Ob Java2D OpenGL benutzt sei mal dahingestellt, ich glaube im übrigen kaum daran. In Windows würde sich nämlich DirectDraw mehr als nur anbieten. Auf jeden Fall aber verwendet die JVM zwangsläufig einen BS-kompatiblen SurfaceManager.


----------



## Guest2 (12. Feb 2012)

@eddgedd:

Dein Beispiel läuft hier mit etwa 1700 FPS. (Ein Texturequad wird mit etwa 6000 FPS gerendert)

Grundsätzlich ist glDrawPixels aber (heute) nicht "richtig schnell", da es einen synchronen Datentransfer zwischen CPU und GPU benötigt (meistens ist es trotzdem schnell genug). Ein PBO (Streaming Texture Uploads
) kann das jedoch auch asynchron und passt damit besser zur heutigen GPU Pipeline.

Imho ist der Anwendungsfall das Bild auf der CPU zu berechnen und OpenGL nur zur Darstellung zu nutzen aber vermutlich nicht ideal.

Viele Grüße,
Fancy


----------



## eddgedd (12. Feb 2012)

@Fancy und @Spacerat : Ihr habt recht. OpenGL ist dafür einfach nicht dafür geeignet. Wie es sich herausgestellt hat, benutzt Java2D im Normalfall auf Windows gar kein OpenGL sondern Direct3D. Und als ich per -Dsun.java2d.opengl=true und 
-Dsun.java2d.d3d=false Java2D gezwungen hab OpenGL zu benutzen, ist die Performance rapide auf 20-30 FPS gesunken.

Damit hat sich der Fall erledigt. Dann muss ich eben auf individuel eingefärbte Sprites verzichten. 

Trotzdem nochmals Danke für eure Hilfe. Ihr habt mir sehr geholfen.


----------



## Spacerat (12. Feb 2012)

[OT]Kleine Korrektur... 
Also kurz gesagt, ich weis beim besten Willen nicht, wo bei den in Graphics verwendbaren Bildern der SurfaceManager herkommt, geschweige denn, wann er initialisiert und/oder, wenn überhaupt, wieder gekillt wird. Das einzige, was ich herausfinden konnte, war der Name der konkreten Klasse in Windows. Dort heisst er [c]D3DCachingSurfaceManager[/c], wobei die ersten drei Buchstaben mit wenig Phantasie tatsächlich auf die Verwendung von DirectX schliessen lassen.
Zu dumm, dass bei diesen Tests nun auch meine Annahme dahin ist, es läge am besagten Manager, warum sich eigene Klassen, die [c]java.awt.Image[/c] erweitern, nicht per [c]Graphics.drawImage()[/c] anzeigen bzw. rendern lassen. [/OT]
[EDIT]@TS: Diesen Text habe ich kaum in 3 Minuten verfasst... die Idee hatte ich also schon vor deinem Post. Aber selbst wenn dem so ist... ich jedenfalls gebe nicht auf [/EDIT]


----------



## Guest2 (12. Feb 2012)

Direct3D und OpenGL unterscheiden sich in der Geschwindigkeit nicht wesentlich.
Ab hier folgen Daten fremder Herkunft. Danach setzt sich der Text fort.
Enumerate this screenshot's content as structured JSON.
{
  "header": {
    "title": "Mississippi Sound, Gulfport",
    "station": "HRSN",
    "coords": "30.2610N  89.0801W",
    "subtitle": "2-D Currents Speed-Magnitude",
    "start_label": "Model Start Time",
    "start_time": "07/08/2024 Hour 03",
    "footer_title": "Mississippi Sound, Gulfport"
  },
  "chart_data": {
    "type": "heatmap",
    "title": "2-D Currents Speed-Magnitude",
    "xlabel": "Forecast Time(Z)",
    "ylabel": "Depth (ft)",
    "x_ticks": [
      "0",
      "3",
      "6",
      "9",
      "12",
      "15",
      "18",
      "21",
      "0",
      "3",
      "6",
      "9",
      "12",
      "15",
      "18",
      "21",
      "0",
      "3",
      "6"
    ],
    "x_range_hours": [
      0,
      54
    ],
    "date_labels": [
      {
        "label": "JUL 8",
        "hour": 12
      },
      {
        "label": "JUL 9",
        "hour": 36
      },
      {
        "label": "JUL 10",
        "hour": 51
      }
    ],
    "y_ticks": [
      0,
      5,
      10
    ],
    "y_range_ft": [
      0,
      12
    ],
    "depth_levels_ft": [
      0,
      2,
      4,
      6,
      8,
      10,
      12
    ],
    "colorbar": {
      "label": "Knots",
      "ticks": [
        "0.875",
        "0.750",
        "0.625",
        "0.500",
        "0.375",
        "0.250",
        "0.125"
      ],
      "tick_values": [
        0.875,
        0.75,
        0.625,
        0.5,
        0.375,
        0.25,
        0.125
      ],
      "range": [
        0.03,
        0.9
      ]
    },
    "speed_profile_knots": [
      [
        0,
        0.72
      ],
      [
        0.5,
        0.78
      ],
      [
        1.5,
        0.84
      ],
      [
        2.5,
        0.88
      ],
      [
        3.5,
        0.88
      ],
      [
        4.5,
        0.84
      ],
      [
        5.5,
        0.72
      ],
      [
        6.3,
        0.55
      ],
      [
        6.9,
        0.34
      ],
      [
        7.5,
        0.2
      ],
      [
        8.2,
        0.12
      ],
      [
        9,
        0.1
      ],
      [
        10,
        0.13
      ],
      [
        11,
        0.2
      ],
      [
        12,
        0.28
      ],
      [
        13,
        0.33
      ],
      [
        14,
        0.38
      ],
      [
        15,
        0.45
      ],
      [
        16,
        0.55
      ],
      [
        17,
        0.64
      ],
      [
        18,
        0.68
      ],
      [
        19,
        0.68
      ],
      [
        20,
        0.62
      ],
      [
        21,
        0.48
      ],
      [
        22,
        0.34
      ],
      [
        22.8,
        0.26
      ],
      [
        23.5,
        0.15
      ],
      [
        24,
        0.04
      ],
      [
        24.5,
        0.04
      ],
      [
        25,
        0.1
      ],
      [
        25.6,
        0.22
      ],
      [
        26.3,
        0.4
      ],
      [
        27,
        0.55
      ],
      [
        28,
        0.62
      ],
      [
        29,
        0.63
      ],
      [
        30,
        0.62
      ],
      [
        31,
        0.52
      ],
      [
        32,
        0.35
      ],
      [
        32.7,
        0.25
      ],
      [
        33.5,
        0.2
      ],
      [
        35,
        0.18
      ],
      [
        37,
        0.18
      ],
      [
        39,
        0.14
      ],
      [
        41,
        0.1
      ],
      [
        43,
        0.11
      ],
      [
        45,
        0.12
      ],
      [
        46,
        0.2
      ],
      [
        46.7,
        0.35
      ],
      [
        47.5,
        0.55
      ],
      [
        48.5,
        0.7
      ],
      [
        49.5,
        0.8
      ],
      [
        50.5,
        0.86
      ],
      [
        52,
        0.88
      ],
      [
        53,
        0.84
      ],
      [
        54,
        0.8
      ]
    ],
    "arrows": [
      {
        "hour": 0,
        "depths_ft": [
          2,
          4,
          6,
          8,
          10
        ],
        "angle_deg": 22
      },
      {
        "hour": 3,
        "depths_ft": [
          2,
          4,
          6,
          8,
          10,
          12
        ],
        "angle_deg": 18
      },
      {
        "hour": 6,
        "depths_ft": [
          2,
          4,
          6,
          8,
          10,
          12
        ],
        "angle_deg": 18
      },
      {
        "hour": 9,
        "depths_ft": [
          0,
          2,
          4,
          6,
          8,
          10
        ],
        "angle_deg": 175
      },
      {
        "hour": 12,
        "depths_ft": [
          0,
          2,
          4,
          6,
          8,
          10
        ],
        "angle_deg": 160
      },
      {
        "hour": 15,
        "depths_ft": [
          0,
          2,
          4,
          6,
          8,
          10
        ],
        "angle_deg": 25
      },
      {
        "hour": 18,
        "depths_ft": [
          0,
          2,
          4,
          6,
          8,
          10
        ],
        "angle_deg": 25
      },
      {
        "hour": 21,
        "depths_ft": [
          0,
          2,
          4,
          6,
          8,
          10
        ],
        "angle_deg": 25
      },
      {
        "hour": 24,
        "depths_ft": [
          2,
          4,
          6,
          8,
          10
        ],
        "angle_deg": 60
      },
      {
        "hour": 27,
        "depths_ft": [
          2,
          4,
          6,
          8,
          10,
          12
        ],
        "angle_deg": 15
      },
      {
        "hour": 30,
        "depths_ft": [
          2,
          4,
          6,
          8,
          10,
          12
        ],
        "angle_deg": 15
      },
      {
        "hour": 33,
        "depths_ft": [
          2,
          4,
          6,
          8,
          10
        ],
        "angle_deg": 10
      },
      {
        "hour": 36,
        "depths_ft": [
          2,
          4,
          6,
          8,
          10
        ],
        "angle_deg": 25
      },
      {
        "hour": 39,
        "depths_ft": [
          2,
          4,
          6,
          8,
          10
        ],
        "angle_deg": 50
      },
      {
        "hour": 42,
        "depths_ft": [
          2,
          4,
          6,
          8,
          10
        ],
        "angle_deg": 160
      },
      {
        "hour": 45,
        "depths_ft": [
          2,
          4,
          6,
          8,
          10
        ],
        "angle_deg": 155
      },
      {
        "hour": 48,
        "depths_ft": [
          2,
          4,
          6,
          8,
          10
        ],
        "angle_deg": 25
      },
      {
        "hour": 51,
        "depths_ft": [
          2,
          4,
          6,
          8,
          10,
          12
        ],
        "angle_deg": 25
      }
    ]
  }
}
Warum OpenGL beim TO so langsam ist, kann ich allerdings nicht sagen. Wie bereits geschrieben, das Beispiel läuft hier mit 1700 FPS auf ner veralteten ehemals 120€ Budget Karte...

Und ich meinte auch nicht das OpenGL dafür nicht geeignet ist, sondern das, wenn man OpenGL dafür verwenden möchte, man wohl sein ganzes Programm/Verfahren darauf ausrichten muss. Und eben nicht nur das reine Darstellen eines CPU generierten Images.

Viele Grüße,
Fancy


----------